I Fixed Windows Native Development
35 points by mikejsavage
35 points by mikejsavage
I shipped a Windows app a year or so ago which is cross-compiled from Linux. The clang+lld toolchain just works if you have a copy of the MSVC and Windows SDK libraries to point it at. xwin is a handy tool which automates downloading and unpacking those.
It was a bit fiddly to setup the first time, but it works surprisingly well otherwise.
This article looks like it had some effort put into it, but unfortunately there is an undisclosed coauthor who made it worse:
Saying “Install Visual Studio” is like handing contributors a choose-your-own-adventure book riddled with bad endings
The “ghost” environment
The build.bat above isn’t just a helper script; it’s a declaration of independence from the Visual Studio Installer
No Visual Studio installation. No GUI. No prayer. Just a script that does exactly what it says.

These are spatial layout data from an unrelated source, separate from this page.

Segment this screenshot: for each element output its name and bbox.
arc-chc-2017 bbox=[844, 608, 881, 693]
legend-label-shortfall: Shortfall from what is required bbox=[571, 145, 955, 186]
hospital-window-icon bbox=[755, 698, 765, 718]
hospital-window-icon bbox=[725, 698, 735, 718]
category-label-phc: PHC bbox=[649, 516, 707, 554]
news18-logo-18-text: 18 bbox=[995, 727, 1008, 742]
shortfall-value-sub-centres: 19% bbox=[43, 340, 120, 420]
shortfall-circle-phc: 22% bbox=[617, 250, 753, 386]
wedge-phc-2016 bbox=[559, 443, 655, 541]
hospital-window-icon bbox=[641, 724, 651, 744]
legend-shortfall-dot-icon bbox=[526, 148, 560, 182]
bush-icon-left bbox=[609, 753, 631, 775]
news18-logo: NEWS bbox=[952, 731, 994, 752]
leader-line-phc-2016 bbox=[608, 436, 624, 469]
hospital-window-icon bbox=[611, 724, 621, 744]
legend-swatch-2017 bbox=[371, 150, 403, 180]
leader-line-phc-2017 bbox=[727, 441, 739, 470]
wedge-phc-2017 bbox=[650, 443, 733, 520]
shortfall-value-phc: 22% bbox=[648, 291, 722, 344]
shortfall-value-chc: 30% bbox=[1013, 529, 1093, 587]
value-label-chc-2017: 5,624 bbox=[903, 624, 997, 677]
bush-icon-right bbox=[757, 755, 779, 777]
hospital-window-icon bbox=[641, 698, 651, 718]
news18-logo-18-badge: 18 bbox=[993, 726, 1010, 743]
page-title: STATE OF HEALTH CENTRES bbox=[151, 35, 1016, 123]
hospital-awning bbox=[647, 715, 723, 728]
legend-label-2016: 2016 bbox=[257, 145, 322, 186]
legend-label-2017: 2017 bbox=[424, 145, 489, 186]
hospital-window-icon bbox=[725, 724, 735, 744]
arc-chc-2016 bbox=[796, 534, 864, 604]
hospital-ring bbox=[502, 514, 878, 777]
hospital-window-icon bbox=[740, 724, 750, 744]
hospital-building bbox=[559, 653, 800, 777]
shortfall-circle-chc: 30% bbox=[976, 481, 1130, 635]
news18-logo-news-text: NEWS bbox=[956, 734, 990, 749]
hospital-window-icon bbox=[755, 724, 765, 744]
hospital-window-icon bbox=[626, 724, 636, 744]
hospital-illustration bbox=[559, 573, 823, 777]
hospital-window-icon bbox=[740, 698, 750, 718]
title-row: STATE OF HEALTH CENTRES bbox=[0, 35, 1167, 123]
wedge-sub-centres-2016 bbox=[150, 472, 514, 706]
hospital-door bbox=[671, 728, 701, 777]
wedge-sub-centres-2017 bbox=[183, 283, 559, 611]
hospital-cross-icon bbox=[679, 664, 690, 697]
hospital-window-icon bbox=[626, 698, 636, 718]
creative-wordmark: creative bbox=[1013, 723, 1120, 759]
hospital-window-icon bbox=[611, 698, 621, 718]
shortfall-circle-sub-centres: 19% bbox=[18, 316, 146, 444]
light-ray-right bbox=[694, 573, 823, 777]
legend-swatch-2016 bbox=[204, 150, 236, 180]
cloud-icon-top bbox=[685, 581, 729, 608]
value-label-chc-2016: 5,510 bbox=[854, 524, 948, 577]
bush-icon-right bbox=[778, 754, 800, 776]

This is fantastic work. Love it.
I haven't had to use Visual Studio or Windows for a few years, but if I have to jump back in, I'll be sure to give this a try!

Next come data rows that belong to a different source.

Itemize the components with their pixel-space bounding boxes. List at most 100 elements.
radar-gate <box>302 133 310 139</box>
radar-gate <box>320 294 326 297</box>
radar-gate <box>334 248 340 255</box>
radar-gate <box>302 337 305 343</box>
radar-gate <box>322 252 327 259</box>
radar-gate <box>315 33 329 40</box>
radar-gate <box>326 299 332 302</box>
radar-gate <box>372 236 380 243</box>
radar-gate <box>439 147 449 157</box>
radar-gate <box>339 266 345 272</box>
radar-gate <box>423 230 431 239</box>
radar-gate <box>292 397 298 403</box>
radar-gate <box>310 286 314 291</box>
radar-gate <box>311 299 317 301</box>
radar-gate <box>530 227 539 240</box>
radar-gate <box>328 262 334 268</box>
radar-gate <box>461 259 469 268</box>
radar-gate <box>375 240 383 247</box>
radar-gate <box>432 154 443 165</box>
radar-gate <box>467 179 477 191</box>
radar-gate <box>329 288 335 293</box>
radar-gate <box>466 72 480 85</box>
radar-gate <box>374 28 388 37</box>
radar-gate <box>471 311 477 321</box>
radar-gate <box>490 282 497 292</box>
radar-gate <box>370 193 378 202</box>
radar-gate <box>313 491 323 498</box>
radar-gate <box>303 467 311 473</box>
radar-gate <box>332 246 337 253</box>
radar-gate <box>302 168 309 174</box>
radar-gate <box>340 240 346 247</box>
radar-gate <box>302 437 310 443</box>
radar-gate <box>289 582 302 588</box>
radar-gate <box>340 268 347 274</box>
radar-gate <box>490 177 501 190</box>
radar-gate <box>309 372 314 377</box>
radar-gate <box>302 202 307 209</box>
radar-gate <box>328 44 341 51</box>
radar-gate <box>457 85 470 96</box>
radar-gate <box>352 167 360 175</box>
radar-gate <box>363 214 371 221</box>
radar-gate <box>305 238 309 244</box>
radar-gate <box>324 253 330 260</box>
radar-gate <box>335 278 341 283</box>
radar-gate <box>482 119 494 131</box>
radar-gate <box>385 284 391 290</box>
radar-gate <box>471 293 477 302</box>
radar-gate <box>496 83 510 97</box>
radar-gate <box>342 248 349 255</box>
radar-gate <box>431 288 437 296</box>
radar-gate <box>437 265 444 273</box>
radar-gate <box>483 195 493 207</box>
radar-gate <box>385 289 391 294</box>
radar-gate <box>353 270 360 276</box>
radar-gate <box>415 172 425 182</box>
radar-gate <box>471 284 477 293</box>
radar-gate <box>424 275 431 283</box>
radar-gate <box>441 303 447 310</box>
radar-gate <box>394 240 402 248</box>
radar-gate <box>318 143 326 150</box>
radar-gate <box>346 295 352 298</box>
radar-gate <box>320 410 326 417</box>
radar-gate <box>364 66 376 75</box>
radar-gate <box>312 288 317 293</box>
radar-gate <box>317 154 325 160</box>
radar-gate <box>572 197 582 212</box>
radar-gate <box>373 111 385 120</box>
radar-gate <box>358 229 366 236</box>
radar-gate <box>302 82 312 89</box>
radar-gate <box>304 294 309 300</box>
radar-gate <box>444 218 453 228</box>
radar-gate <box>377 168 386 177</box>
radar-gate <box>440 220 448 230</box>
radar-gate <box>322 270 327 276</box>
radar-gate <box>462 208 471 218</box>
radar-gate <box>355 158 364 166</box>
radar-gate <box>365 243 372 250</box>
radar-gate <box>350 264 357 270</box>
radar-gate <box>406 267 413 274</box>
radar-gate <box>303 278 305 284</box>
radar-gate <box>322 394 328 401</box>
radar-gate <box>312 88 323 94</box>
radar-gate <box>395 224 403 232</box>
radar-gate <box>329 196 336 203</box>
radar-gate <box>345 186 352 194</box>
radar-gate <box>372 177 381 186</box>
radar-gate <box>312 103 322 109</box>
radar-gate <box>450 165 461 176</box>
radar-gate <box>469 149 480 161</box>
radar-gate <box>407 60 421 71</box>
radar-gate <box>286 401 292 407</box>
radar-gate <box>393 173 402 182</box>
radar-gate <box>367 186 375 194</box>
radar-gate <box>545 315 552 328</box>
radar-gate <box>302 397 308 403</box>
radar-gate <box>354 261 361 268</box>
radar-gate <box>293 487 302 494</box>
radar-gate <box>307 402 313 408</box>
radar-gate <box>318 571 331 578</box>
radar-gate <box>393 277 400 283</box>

Would code targeting Linux demand a specific version of gcc and glibc headers?
When writing for Windows I'm trying to support whatever versions developers have, which seems to be the way things work outside Windows.
When Visual Studio Installer came out, my whole office was amazed at how much faster it was than the installer in Visual Studio (they used to be bundled). It hasn’t been an issue for me since.